One of Solomon’s high school friends, who spoke on condition of anonymity, tells PEOPLE she was stunned to learn of his death.
“It’s crazy to see something like this happen to someone you know,” the friend explains. “Beau would always put a smile on your face, and he was always willing to help others. He was a kindhearted, genuine person who would lift you up whenever he saw you were down. He was as joyful as could be and just a truly amazing person. I just can’t come to terms with this.”
The friend says when Solomon was young, he inspired all of his classmates through his brave bout with a rare form of cancer. He fought the deadly disease for 10 years until the age of 12, when he went into remission.

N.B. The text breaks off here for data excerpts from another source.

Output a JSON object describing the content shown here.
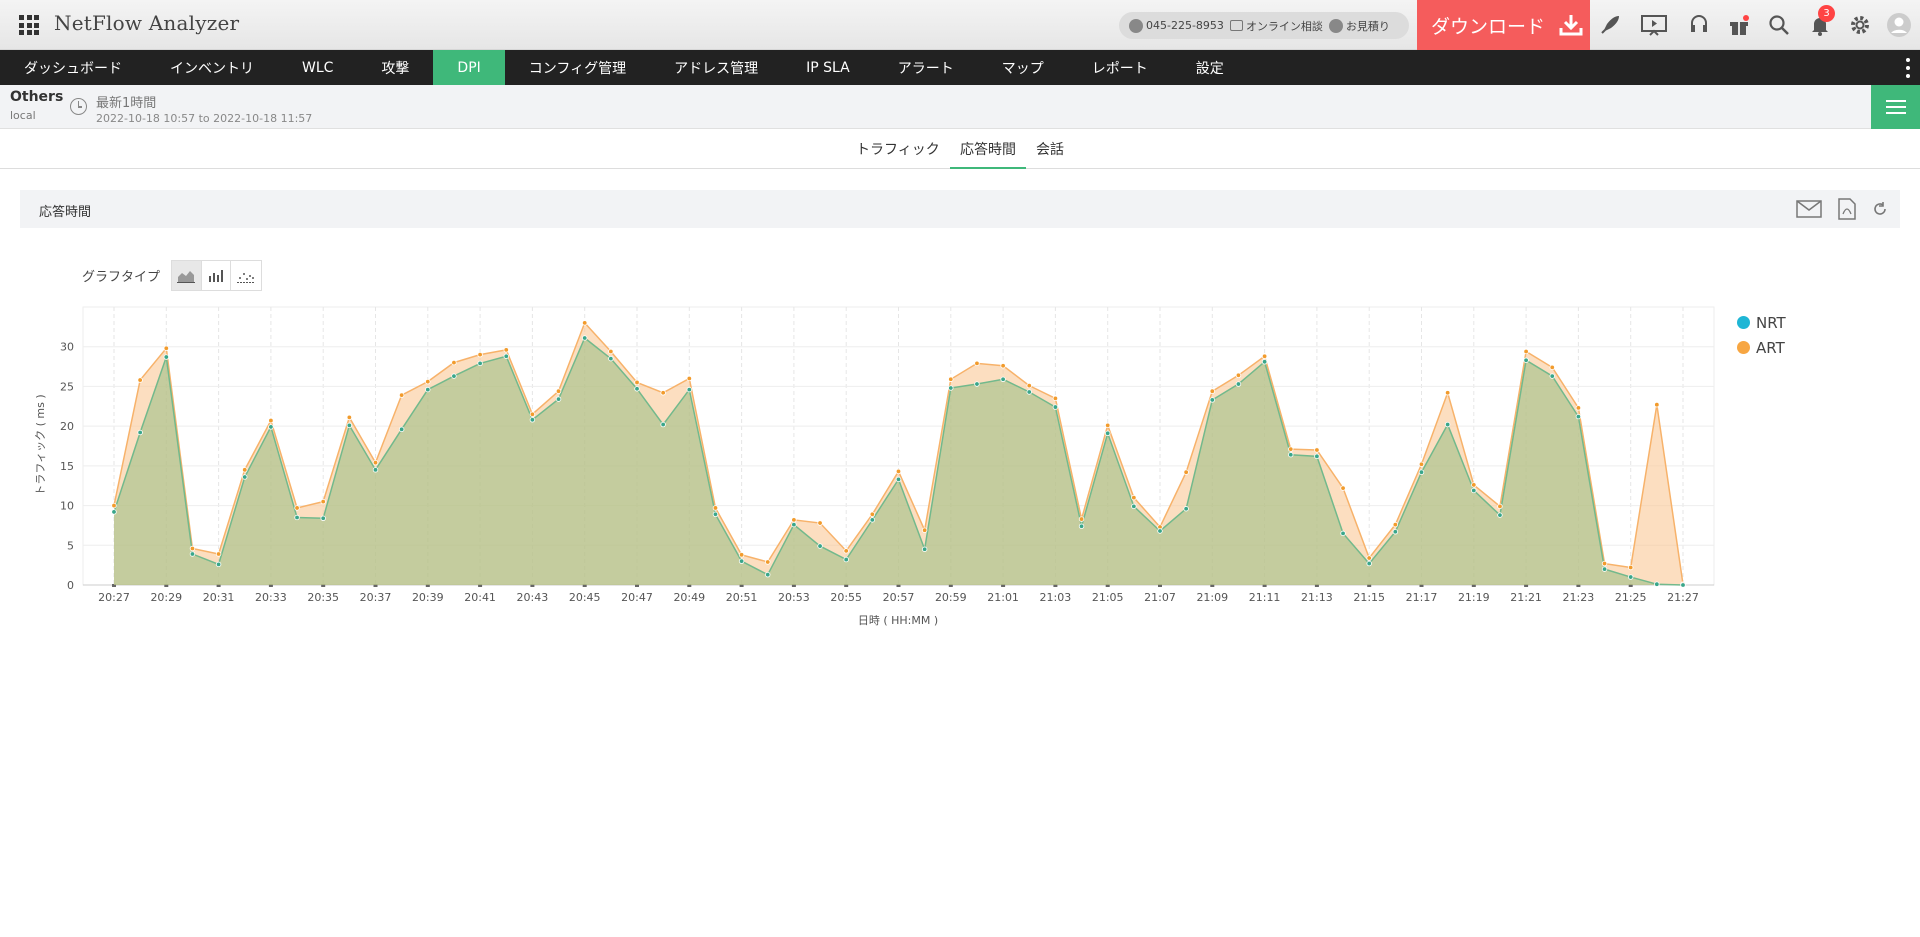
{
  "app": {
    "title": "NetFlow Analyzer"
  },
  "header": {
    "phone": "045-225-8953",
    "online_consult": "オンライン相談",
    "quote": "お見積り",
    "download_label": "ダウンロード",
    "notification_count": "3"
  },
  "nav": {
    "items": [
      "ダッシュボード",
      "インベントリ",
      "WLC",
      "攻撃",
      "DPI",
      "コンフィグ管理",
      "アドレス管理",
      "IP SLA",
      "アラート",
      "マップ",
      "レポート",
      "設定"
    ],
    "active": "DPI"
  },
  "context": {
    "device": "Others",
    "sub": "local",
    "period": "最新1時間",
    "range": "2022-10-18 10:57 to 2022-10-18 11:57"
  },
  "tabs": {
    "items": [
      "トラフィック",
      "応答時間",
      "会話"
    ],
    "active": "応答時間"
  },
  "panel": {
    "title": "応答時間",
    "graph_type_label": "グラフタイプ"
  },
  "colors": {
    "accent": "#3fb87a",
    "download": "#f55c5c",
    "nrt": "#1fb6d5",
    "art": "#f7a642"
  },
  "chart_data": {
    "type": "area",
    "xlabel": "日時 ( HH:MM )",
    "ylabel": "トラフィック ( ms )",
    "ylim": [
      0,
      35
    ],
    "yticks": [
      0,
      5,
      10,
      15,
      20,
      25,
      30
    ],
    "grid": true,
    "legend_position": "right",
    "x_tick_labels": [
      "20:27",
      "20:29",
      "20:31",
      "20:33",
      "20:35",
      "20:37",
      "20:39",
      "20:41",
      "20:43",
      "20:45",
      "20:47",
      "20:49",
      "20:51",
      "20:53",
      "20:55",
      "20:57",
      "20:59",
      "21:01",
      "21:03",
      "21:05",
      "21:07",
      "21:09",
      "21:11",
      "21:13",
      "21:15",
      "21:17",
      "21:19",
      "21:21",
      "21:23",
      "21:25",
      "21:27"
    ],
    "series": [
      {
        "name": "NRT",
        "values": [
          9.2,
          19.2,
          28.7,
          3.9,
          2.6,
          13.6,
          19.9,
          8.5,
          8.4,
          20.1,
          14.5,
          19.6,
          24.6,
          26.3,
          27.9,
          28.8,
          20.8,
          23.4,
          31.1,
          28.5,
          24.7,
          20.2,
          24.6,
          8.9,
          3.0,
          1.3,
          7.6,
          4.9,
          3.2,
          8.2,
          13.3,
          4.5,
          24.8,
          25.3,
          25.9,
          24.3,
          22.4,
          7.4,
          19.1,
          9.9,
          6.8,
          9.6,
          23.3,
          25.3,
          28.1,
          16.4,
          16.2,
          6.5,
          2.7,
          6.7,
          14.2,
          20.2,
          11.9,
          8.8,
          28.3,
          26.3,
          21.2,
          2.0,
          1.0,
          0.1,
          0
        ]
      },
      {
        "name": "ART",
        "values": [
          10.0,
          25.8,
          29.8,
          4.6,
          3.9,
          14.5,
          20.7,
          9.7,
          10.5,
          21.1,
          15.4,
          23.9,
          25.6,
          28.0,
          29.0,
          29.6,
          21.5,
          24.4,
          33.0,
          29.4,
          25.5,
          24.2,
          26.0,
          9.7,
          3.8,
          2.9,
          8.2,
          7.8,
          4.3,
          8.9,
          14.3,
          6.9,
          25.9,
          27.9,
          27.6,
          25.1,
          23.5,
          8.3,
          20.1,
          11.0,
          7.3,
          14.2,
          24.4,
          26.4,
          28.8,
          17.1,
          17.0,
          12.2,
          3.4,
          7.6,
          15.2,
          24.2,
          12.6,
          9.9,
          29.4,
          27.4,
          22.3,
          2.7,
          2.2,
          22.7,
          0.1
        ]
      }
    ]
  }
}
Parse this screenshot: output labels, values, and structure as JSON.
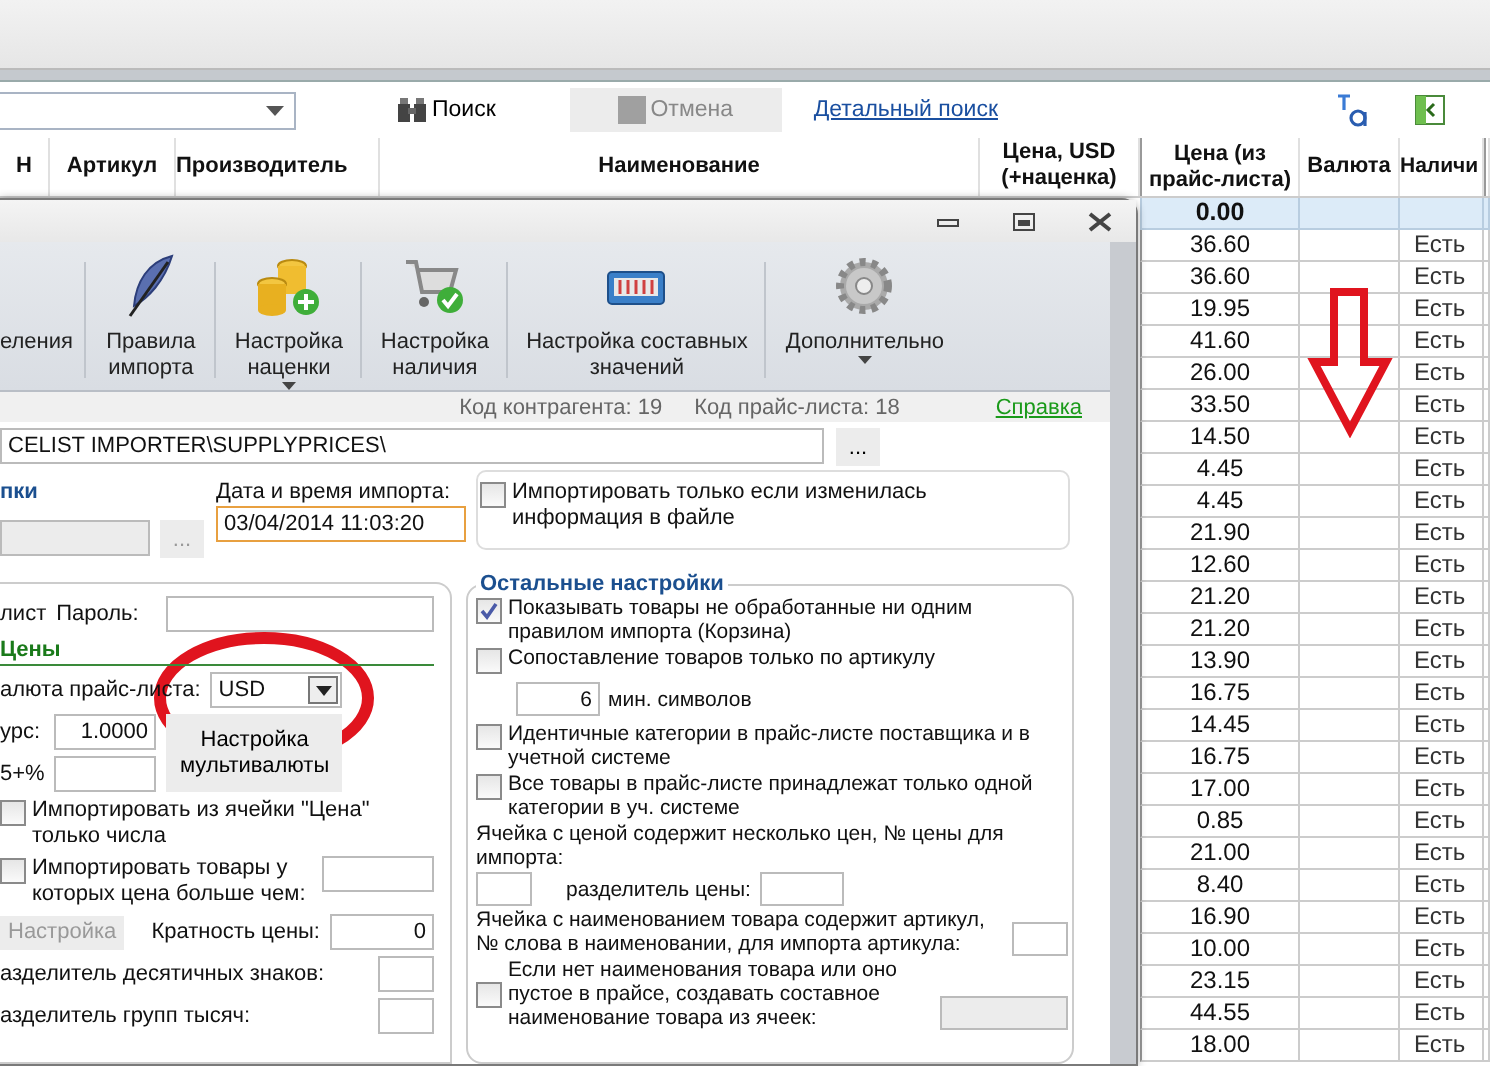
{
  "search_toolbar": {
    "search_button": "Поиск",
    "cancel_button": "Отмена",
    "detail_search_link": "Детальный поиск"
  },
  "table": {
    "columns": [
      "Н",
      "Артикул",
      "Производитель",
      "Наименование",
      "Цена, USD (+наценка)",
      "Цена (из прайс-листа)",
      "Валюта",
      "Наличи"
    ],
    "rows": [
      {
        "price": "0.00",
        "selected": true
      },
      {
        "price": "36.60",
        "availability": "Есть",
        "selected": false
      },
      {
        "price": "36.60",
        "availability": "Есть",
        "selected": false
      },
      {
        "price": "19.95",
        "availability": "Есть",
        "selected": false
      },
      {
        "price": "41.60",
        "availability": "Есть",
        "selected": false
      },
      {
        "price": "26.00",
        "availability": "Есть",
        "selected": false
      },
      {
        "price": "33.50",
        "availability": "Есть",
        "selected": false
      },
      {
        "price": "14.50",
        "availability": "Есть",
        "selected": false
      },
      {
        "price": "4.45",
        "availability": "Есть",
        "selected": false
      },
      {
        "price": "4.45",
        "availability": "Есть",
        "selected": false
      },
      {
        "price": "21.90",
        "availability": "Есть",
        "selected": false
      },
      {
        "price": "12.60",
        "availability": "Есть",
        "selected": false
      },
      {
        "price": "21.20",
        "availability": "Есть",
        "selected": false
      },
      {
        "price": "21.20",
        "availability": "Есть",
        "selected": false
      },
      {
        "price": "13.90",
        "availability": "Есть",
        "selected": false
      },
      {
        "price": "16.75",
        "availability": "Есть",
        "selected": false
      },
      {
        "price": "14.45",
        "availability": "Есть",
        "selected": false
      },
      {
        "price": "16.75",
        "availability": "Есть",
        "selected": false
      },
      {
        "price": "17.00",
        "availability": "Есть",
        "selected": false
      },
      {
        "price": "0.85",
        "availability": "Есть",
        "selected": false
      },
      {
        "price": "21.00",
        "availability": "Есть",
        "selected": false
      },
      {
        "price": "8.40",
        "availability": "Есть",
        "selected": false
      },
      {
        "price": "16.90",
        "availability": "Есть",
        "selected": false
      },
      {
        "price": "10.00",
        "availability": "Есть",
        "selected": false
      },
      {
        "price": "23.15",
        "availability": "Есть",
        "selected": false
      },
      {
        "price": "44.55",
        "availability": "Есть",
        "selected": false
      },
      {
        "price": "18.00",
        "availability": "Есть",
        "selected": false
      }
    ]
  },
  "dialog": {
    "ribbon": [
      {
        "label": "еления",
        "has_menu": false
      },
      {
        "label": "Правила импорта",
        "has_menu": false
      },
      {
        "label": "Настройка наценки",
        "has_menu": true
      },
      {
        "label": "Настройка наличия",
        "has_menu": false
      },
      {
        "label": "Настройка составных значений",
        "has_menu": false
      },
      {
        "label": "Дополнительно",
        "has_menu": true
      }
    ],
    "info": {
      "counterparty_code": "Код контрагента: 19",
      "pricelist_code": "Код прайс-листа: 18",
      "help_link": "Справка"
    },
    "path_field": {
      "value": "CELIST IMPORTER\\SUPPLYPRICES\\",
      "browse_button": "..."
    },
    "source": {
      "section_title": "пки",
      "browse_button": "...",
      "import_date_label": "Дата и время импорта:",
      "import_date": "03/04/2014 11:03:20",
      "only_if_changed": {
        "label": "Импортировать только если изменилась информация в файле",
        "checked": false
      }
    },
    "left_group": {
      "login_label": "лист",
      "password_label": "Пароль:",
      "prices_title": "Цены",
      "currency_label": "алюта прайс-листа:",
      "currency": "USD",
      "rate_label": "урс:",
      "rate": "1.0000",
      "multicurrency_button": "Настройка мультивалюты",
      "markup_label": "5+%",
      "numbers_only": {
        "label": "Импортировать из ячейки \"Цена\" только числа",
        "checked": false
      },
      "min_price": {
        "label": "Импортировать товары у которых цена больше чем:",
        "checked": false
      },
      "setup_button": {
        "label": "Настройка",
        "disabled": true
      },
      "multiplicity_label": "Кратность цены:",
      "multiplicity": "0",
      "decimal_separator_label": "азделитель десятичных знаков:",
      "thousands_separator_label": "азделитель групп тысяч:"
    },
    "right_group": {
      "title": "Остальные настройки",
      "items": [
        {
          "kind": "checkbox",
          "label": "Показывать товары не обработанные ни одним правилом импорта (Корзина)",
          "checked": true
        },
        {
          "kind": "checkbox",
          "label": "Сопоставление товаров только по артикулу",
          "checked": false
        },
        {
          "kind": "number",
          "value": "6",
          "label": "мин. символов"
        },
        {
          "kind": "checkbox",
          "label": "Идентичные категории в прайс-листе поставщика и в учетной системе",
          "checked": false
        },
        {
          "kind": "checkbox",
          "label": "Все товары в прайс-листе принадлежат только одной категории в уч. системе",
          "checked": false
        },
        {
          "kind": "fields",
          "label": "Ячейка с ценой содержит несколько цен, № цены для импорта:",
          "label_2": "разделитель цены:"
        },
        {
          "kind": "field",
          "label": "Ячейка с наименованием товара содержит артикул, № слова в наименовании, для импорта артикула:"
        },
        {
          "kind": "checkbox_field",
          "label": "Если нет наименования товара или оно пустое в прайсе, создавать составное наименование товара из ячеек:",
          "checked": false
        }
      ]
    }
  }
}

In 2005, Solomon – who would later go on to play quarterback for his high school’s football team – was given the chance to meet his favorite NFL team, the Green Bay Packers.
According to Packers.com, Beau was approached by the Make-A-Wish Foundation, who arranged for him to meet the team in their own locker room.
He also received game tickets, a tour of Lambeau Field and also joined former head coach Mike Sherman in rallying the post-practice huddle.
“Meeting all the players was thrilling, fun, exciting and all of the good things you can think of,” Solomon is quoted in the article as saying. “It was fun meeting Brett Favre and seeing that he’s just a regular guy like anybody else. My favorite part was when he was making faces at my baby brother, Max, to make him laugh while we were taking pictures.”